As cidades do Vale do Araguaia aguardam ainda um estudo que deveria ser feito pelo governo federal sobre a situação fundiária da região que já foi afetada pela desintrusão da Suiá-Missu e afetou centenas de famílias. 
 
 
Secretaria de Comunicação -
 
 
 
 
 
        A Assembleia Legislativa debate nesta segunda-feira (17), em audiência pública, a situação de municípios do Vale do Araguaia afetados por uma portaria do governo federal, que instituiu grupo de trabalho para promover estudos técnicos sobre a situação fundiária em áreas sujeitas a inundações periódicas do rio Araguaia. O evento acontece às 14h, no auditório Milton Figueiredo.

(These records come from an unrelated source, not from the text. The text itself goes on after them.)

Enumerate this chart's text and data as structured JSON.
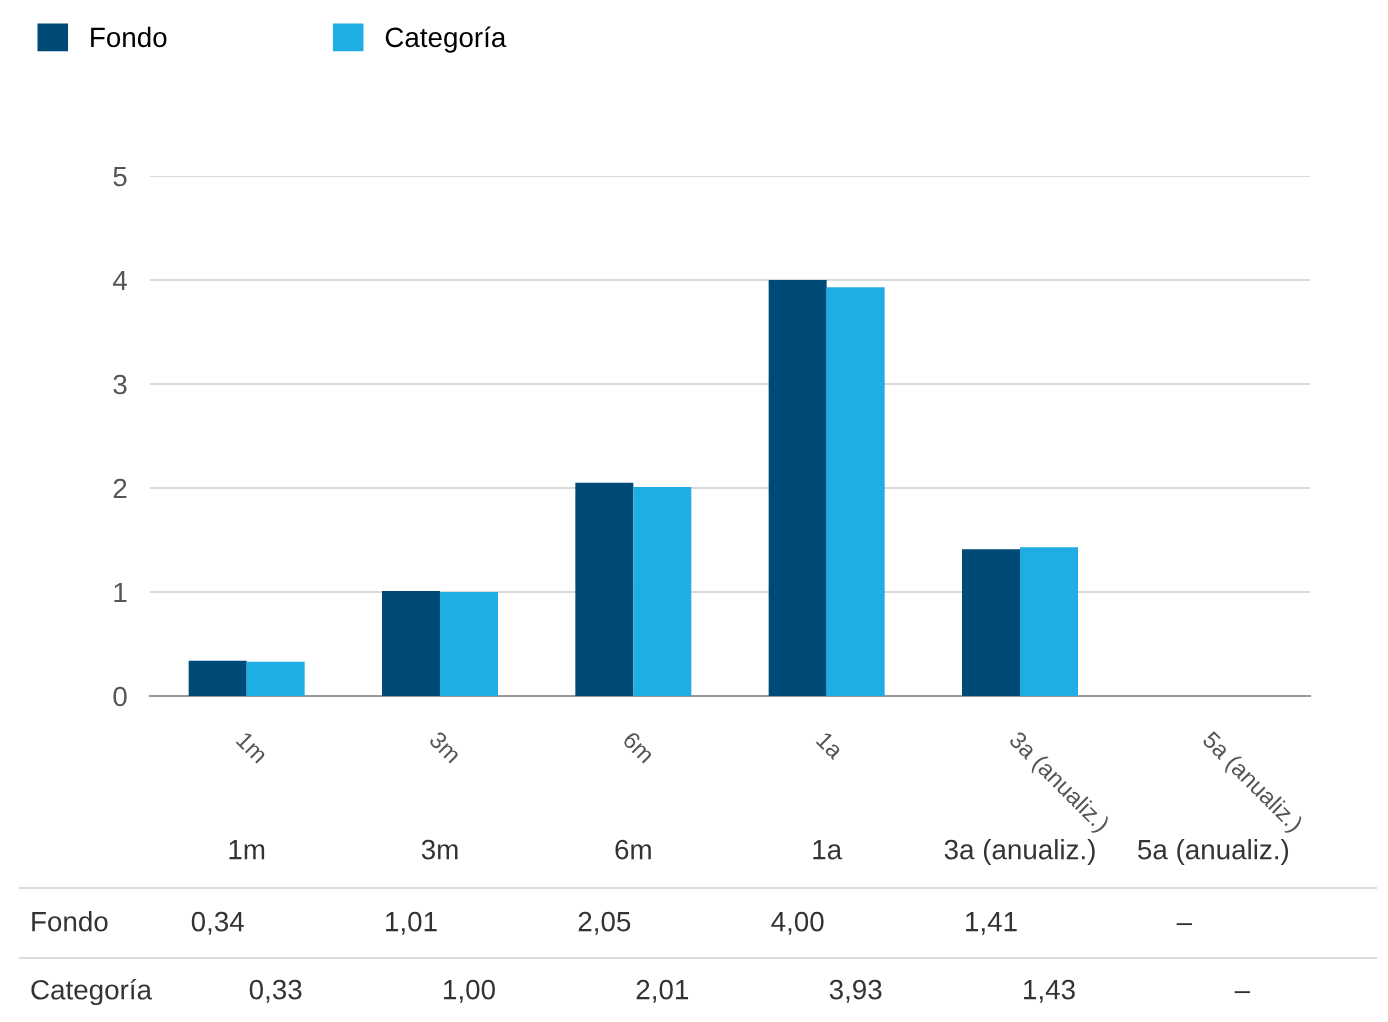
{
  "chart_data": {
    "type": "bar",
    "categories": [
      "1m",
      "3m",
      "6m",
      "1a",
      "3a (anualiz.)",
      "5a (anualiz.)"
    ],
    "series": [
      {
        "name": "Fondo",
        "color": "#004a77",
        "values": [
          0.34,
          1.01,
          2.05,
          4.0,
          1.41,
          null
        ],
        "value_labels": [
          "0,34",
          "1,01",
          "2,05",
          "4,00",
          "1,41",
          "–"
        ]
      },
      {
        "name": "Categoría",
        "color": "#1eaee3",
        "values": [
          0.33,
          1.0,
          2.01,
          3.93,
          1.43,
          null
        ],
        "value_labels": [
          "0,33",
          "1,00",
          "2,01",
          "3,93",
          "1,43",
          "–"
        ]
      }
    ],
    "ylim": [
      0,
      5
    ],
    "yticks": [
      0,
      1,
      2,
      3,
      4,
      5
    ],
    "grid": "y",
    "legend": "top left"
  }
}
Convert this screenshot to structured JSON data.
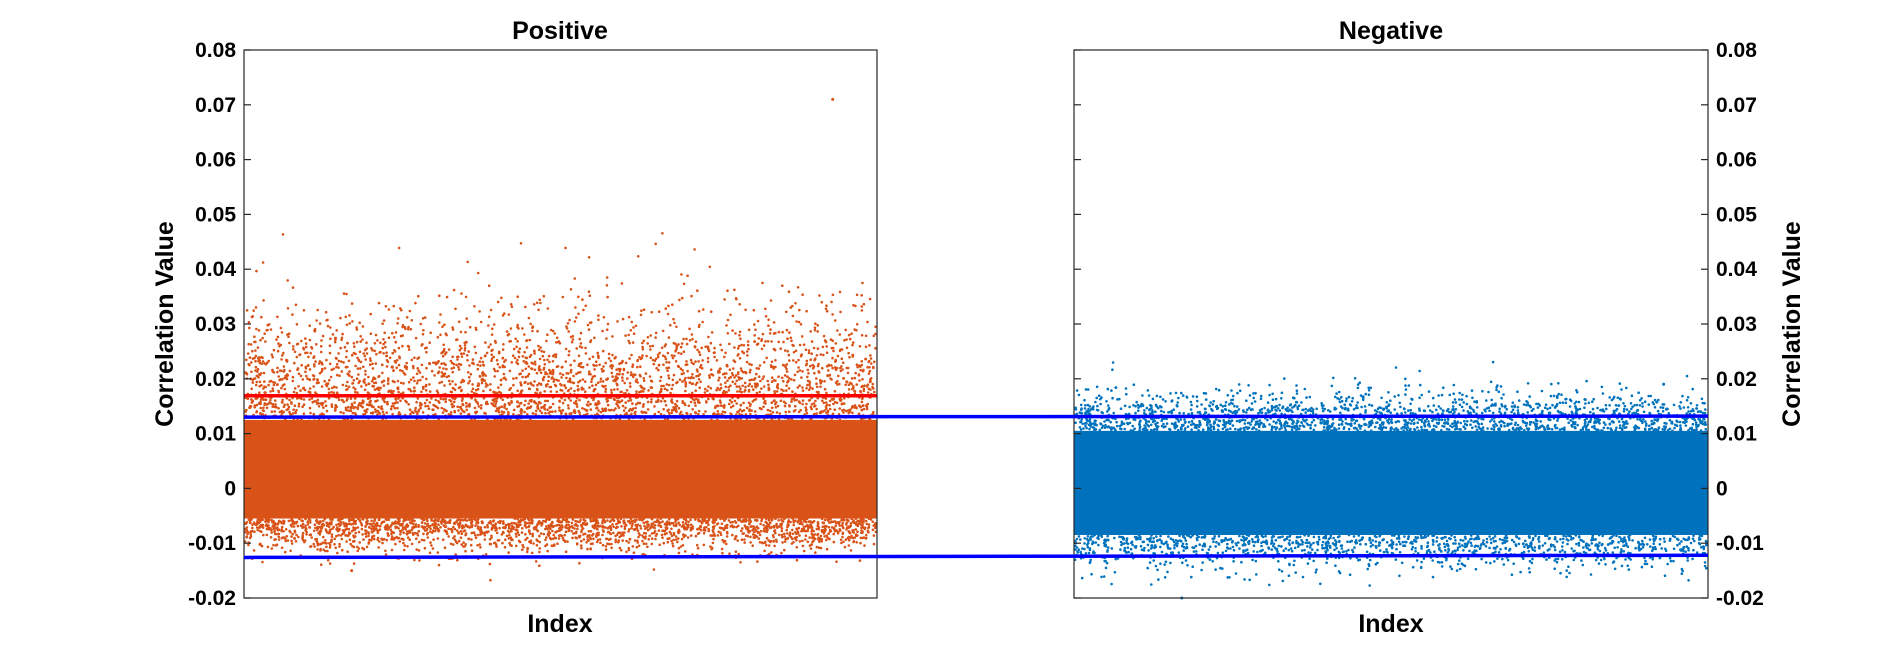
{
  "chart_data": [
    {
      "type": "scatter",
      "title": "Positive",
      "xlabel": "Index",
      "ylabel": "Correlation Value",
      "ylim": [
        -0.02,
        0.08
      ],
      "yticks": [
        "-0.02",
        "-0.01",
        "0",
        "0.01",
        "0.02",
        "0.03",
        "0.04",
        "0.05",
        "0.06",
        "0.07",
        "0.08"
      ],
      "ytick_side": "left",
      "grid": false,
      "series": [
        {
          "color": "#D95319",
          "core_band": [
            -0.0055,
            0.0125
          ],
          "outlier_max": 0.071,
          "outlier_min": -0.015
        }
      ],
      "reference_lines": [
        {
          "color": "#FF0000",
          "y": 0.0169
        },
        {
          "color": "#0000FF",
          "y": 0.013
        },
        {
          "color": "#0000FF",
          "y": -0.0126
        }
      ]
    },
    {
      "type": "scatter",
      "title": "Negative",
      "xlabel": "Index",
      "ylabel": "Correlation Value",
      "ylim": [
        -0.02,
        0.08
      ],
      "yticks": [
        "-0.02",
        "-0.01",
        "0",
        "0.01",
        "0.02",
        "0.03",
        "0.04",
        "0.05",
        "0.06",
        "0.07",
        "0.08"
      ],
      "ytick_side": "right",
      "grid": false,
      "series": [
        {
          "color": "#0072BD",
          "core_band": [
            -0.0085,
            0.0105
          ],
          "outlier_max": 0.019,
          "outlier_min": -0.02
        }
      ],
      "reference_lines": [
        {
          "color": "#0000FF",
          "y": 0.0132
        },
        {
          "color": "#0000FF",
          "y": -0.0122
        }
      ]
    }
  ]
}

        A Comissão de Agropecuária, Desenvolvimento Florestal e Agrário e Regularização Fundiária apresentou o requerimento para realização da audiência devido às evidências de que centenas de propriedades produtivas são impedidas de continuar a produzir e a Assembleia Legislativa deve acompanhar esta situação para tentar encontrar uma solução junto ao governo federal e demais instituições envolvidas.
        A situação na região é crítica, pois afeta diretamente milhares de famílias que, recentemente, presenciaram a desintrusão da área Suiá- Missu. Produtores foram desalojados e, como consequência, houve uma queda drástica na economia dos municípios do Vale do Araguaia.
        Em janeiro deste ano, o governo federal revogou a Portaria Nº 294, de 26 de novembro de 2014, que desapropriou 1,6 milhão de hectares de área ocupada, afetando os municípios de Luciara, Canabrava do Norte, Novo Santo Antônio, Porto Alegre do Norte, Santa Terezinha e São Félix do Araguaia, de Mato Grosso, e outras três cidades de Tocantins.
        Com a nova portaria, o governo havia instalado grupo de trabalho para realização de estudo na região e promover a interlocução entre os estados de Mato Grosso e Tocantins, porém, os produtores ainda se encontram em situação de vulnerabilidade e aguardam um posicionamento da União.